If you’re an employer reading this, guaranteed you’re thinking, “Big F(reaking) Deal.” The employer doesn’t really care whether you want to own a car or not. He doesn’t care what you want from the job. He doesn’t care whether you will walk to the supermarket. He cares what you will do for the company.
The third paragraph was much of the same: I need to do this, I want this. Out of a five-paragraph cover letter, only three sentences are halfheartedly dedicated to the author’s qualifications:
I could adapt well to a variety of work environments. I have always been ready to learn something new. I’ve always provided loyalty and excellent attendance for my employers.
That’s it. Nothing else.
The irony is that the author’s resume is quite varied and shows, indeed, an aptitude for picking things up quickly. According to the resume, this person has worked in 11 industries(!!), has management experience, and is not afraid to get his hands dirty.
So how could we improve this letter? Big first step: it’s not all about you. This writer clearly has the professional credentials to succeed. He should put those front and center and explain how they’ll help the business with its professional goals.

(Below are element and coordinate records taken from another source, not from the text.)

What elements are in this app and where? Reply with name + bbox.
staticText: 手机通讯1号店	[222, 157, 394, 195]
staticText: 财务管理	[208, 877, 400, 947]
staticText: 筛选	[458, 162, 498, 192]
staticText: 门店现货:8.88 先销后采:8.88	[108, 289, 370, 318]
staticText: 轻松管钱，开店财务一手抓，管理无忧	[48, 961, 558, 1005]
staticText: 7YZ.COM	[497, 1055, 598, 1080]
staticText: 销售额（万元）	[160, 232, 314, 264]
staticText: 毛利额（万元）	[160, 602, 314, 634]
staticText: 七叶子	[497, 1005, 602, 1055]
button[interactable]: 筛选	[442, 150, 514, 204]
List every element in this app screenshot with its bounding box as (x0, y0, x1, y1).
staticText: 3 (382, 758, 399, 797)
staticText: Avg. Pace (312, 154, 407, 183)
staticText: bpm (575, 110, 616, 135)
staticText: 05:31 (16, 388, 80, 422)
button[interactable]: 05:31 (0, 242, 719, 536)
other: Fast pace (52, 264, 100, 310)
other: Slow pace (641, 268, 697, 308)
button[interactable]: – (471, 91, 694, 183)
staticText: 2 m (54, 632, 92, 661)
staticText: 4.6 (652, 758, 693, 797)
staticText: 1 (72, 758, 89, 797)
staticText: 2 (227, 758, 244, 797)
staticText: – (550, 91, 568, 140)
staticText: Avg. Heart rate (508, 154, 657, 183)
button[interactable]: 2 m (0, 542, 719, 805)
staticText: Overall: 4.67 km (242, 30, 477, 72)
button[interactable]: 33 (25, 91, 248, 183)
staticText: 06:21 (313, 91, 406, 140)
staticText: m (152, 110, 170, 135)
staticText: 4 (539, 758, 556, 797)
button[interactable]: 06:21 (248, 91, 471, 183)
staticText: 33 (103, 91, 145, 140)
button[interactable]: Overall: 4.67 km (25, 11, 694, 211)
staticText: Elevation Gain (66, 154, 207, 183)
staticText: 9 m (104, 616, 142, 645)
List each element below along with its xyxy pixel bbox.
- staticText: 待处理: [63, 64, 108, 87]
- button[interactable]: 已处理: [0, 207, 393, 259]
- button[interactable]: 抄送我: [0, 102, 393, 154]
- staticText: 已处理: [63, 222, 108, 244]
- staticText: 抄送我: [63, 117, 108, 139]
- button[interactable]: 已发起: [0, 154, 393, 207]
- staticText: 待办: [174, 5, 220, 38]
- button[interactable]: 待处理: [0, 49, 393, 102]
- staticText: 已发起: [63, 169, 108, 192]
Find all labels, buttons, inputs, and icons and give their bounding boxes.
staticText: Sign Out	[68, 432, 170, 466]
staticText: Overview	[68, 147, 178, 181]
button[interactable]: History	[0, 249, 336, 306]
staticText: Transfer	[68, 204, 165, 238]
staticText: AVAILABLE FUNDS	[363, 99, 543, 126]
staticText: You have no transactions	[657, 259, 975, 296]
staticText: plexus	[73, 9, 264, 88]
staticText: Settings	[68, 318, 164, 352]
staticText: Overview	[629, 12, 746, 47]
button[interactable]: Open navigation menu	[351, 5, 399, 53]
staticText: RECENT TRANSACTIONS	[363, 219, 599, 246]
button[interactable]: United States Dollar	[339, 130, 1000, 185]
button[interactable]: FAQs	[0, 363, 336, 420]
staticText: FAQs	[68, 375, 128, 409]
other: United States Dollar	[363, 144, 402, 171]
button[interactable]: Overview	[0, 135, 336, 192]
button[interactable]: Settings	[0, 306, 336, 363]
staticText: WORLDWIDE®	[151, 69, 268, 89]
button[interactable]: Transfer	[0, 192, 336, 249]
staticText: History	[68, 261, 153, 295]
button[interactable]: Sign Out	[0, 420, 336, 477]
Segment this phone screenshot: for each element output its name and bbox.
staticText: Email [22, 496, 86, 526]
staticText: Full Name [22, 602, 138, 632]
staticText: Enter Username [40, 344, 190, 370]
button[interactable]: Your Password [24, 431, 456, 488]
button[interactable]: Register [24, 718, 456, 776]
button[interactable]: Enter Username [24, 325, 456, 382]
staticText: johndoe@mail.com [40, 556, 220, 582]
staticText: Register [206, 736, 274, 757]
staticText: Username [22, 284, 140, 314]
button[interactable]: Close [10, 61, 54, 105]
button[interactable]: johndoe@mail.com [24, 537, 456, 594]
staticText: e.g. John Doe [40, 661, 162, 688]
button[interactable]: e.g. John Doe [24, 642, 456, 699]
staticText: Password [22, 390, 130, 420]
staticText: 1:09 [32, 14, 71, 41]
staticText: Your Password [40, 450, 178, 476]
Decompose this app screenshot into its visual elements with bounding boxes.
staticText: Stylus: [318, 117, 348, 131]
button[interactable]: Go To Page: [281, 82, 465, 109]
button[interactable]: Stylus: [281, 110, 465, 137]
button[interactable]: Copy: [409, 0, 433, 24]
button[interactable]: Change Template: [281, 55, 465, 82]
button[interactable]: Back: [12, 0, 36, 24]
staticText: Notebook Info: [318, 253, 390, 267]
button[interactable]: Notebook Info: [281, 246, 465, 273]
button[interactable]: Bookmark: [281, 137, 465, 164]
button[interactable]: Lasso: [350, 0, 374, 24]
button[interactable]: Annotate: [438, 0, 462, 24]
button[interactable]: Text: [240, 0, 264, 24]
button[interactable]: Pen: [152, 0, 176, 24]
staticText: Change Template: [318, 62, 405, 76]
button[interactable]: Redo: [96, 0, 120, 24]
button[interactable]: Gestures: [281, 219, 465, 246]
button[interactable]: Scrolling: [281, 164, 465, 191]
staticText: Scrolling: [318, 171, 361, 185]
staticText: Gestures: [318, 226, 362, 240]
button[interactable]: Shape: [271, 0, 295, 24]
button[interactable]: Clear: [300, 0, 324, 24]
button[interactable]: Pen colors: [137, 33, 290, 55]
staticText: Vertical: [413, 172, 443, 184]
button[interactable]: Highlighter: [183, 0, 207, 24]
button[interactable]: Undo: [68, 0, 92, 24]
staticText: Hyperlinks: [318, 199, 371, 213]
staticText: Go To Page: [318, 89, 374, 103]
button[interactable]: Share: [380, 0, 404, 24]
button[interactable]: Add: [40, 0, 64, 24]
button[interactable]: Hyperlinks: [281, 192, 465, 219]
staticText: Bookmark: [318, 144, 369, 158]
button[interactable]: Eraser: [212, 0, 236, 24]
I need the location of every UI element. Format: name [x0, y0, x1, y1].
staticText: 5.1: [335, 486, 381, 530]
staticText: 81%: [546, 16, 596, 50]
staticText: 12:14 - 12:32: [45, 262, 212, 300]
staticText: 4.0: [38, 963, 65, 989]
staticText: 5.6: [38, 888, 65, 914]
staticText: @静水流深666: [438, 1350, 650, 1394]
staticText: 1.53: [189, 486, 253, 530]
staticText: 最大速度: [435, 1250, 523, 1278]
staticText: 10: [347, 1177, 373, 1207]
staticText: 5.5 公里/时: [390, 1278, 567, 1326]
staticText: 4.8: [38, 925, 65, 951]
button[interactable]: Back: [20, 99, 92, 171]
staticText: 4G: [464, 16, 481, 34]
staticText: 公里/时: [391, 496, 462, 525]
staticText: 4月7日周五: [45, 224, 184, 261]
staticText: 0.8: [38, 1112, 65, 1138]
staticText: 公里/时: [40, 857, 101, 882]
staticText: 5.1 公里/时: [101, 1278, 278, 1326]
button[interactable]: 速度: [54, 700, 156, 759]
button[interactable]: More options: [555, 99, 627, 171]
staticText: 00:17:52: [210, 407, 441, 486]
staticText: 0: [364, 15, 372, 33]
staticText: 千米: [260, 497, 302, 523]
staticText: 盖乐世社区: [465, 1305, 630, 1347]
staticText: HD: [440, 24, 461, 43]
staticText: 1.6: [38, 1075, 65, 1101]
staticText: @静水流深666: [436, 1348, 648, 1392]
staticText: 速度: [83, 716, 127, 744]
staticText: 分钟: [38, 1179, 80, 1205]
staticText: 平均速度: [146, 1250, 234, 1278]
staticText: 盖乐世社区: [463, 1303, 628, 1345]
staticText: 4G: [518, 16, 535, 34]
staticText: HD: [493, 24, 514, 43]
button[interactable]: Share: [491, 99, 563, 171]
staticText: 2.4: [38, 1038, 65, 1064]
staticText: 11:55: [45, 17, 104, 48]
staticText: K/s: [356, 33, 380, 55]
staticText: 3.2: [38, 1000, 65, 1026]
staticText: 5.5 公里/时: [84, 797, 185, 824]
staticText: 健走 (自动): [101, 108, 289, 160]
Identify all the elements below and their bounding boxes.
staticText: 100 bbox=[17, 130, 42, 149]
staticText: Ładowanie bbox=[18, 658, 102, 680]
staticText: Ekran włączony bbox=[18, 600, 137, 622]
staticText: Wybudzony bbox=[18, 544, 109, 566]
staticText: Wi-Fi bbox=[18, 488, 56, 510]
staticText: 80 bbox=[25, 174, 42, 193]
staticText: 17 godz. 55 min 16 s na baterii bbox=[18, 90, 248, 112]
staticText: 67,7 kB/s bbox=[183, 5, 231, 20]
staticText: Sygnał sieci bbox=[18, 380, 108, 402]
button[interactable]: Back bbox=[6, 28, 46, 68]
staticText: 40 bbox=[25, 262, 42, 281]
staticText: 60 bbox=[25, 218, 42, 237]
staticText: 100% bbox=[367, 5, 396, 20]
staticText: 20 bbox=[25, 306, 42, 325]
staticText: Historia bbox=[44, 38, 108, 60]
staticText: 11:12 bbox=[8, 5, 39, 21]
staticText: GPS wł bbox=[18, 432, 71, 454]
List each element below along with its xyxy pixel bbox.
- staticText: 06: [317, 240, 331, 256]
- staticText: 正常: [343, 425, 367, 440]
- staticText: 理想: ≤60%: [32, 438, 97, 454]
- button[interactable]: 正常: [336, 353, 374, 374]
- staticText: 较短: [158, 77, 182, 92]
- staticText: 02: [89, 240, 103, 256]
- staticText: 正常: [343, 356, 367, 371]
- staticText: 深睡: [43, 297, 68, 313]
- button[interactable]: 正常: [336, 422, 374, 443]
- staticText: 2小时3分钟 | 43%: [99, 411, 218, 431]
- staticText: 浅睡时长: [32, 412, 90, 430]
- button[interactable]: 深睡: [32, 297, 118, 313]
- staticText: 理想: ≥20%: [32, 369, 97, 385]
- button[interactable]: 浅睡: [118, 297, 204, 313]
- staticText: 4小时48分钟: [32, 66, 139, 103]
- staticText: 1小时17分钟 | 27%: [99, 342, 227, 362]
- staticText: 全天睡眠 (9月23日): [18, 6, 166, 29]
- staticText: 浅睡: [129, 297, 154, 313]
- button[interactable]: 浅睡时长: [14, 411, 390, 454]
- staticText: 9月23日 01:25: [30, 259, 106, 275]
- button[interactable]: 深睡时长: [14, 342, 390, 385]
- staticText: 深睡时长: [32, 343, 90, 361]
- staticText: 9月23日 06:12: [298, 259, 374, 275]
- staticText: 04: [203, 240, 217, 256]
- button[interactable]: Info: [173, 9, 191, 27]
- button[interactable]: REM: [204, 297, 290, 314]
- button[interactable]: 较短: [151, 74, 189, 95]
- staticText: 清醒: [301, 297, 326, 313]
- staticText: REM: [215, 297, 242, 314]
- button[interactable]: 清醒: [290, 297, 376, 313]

Big second, related step: this cover letter is being blasted out to any and every employer, and the writer is essentially saying, “I’ll take anything.” Even if that’s true, you’ll get far more bites if you customize the letter to the specific situation. (In other words, if you don’t have a specific company in mind in your letter, how will you know which of your credentials to mention?)
Here’s an example, not from this particular letter/situation.
Say you’re applying for a social media community manager job. That sort of job requires you to learn new things fast and juggle a lot of unrelated projects. If you have experience in 11 industries(!) and juggled two part-time jobs at the same time, for example, you might say:
“I’ve held jobs in 11 industries over the course of my career, and each time I’ve switched gears, I’ve had to pick up the basics quickly. Thanks to that experience, I’ve become good at on-the-job learning and figuring out how to teach myself what I don’t know I don’t know.”
Except you’d say it better, because it’s yours. Make sense?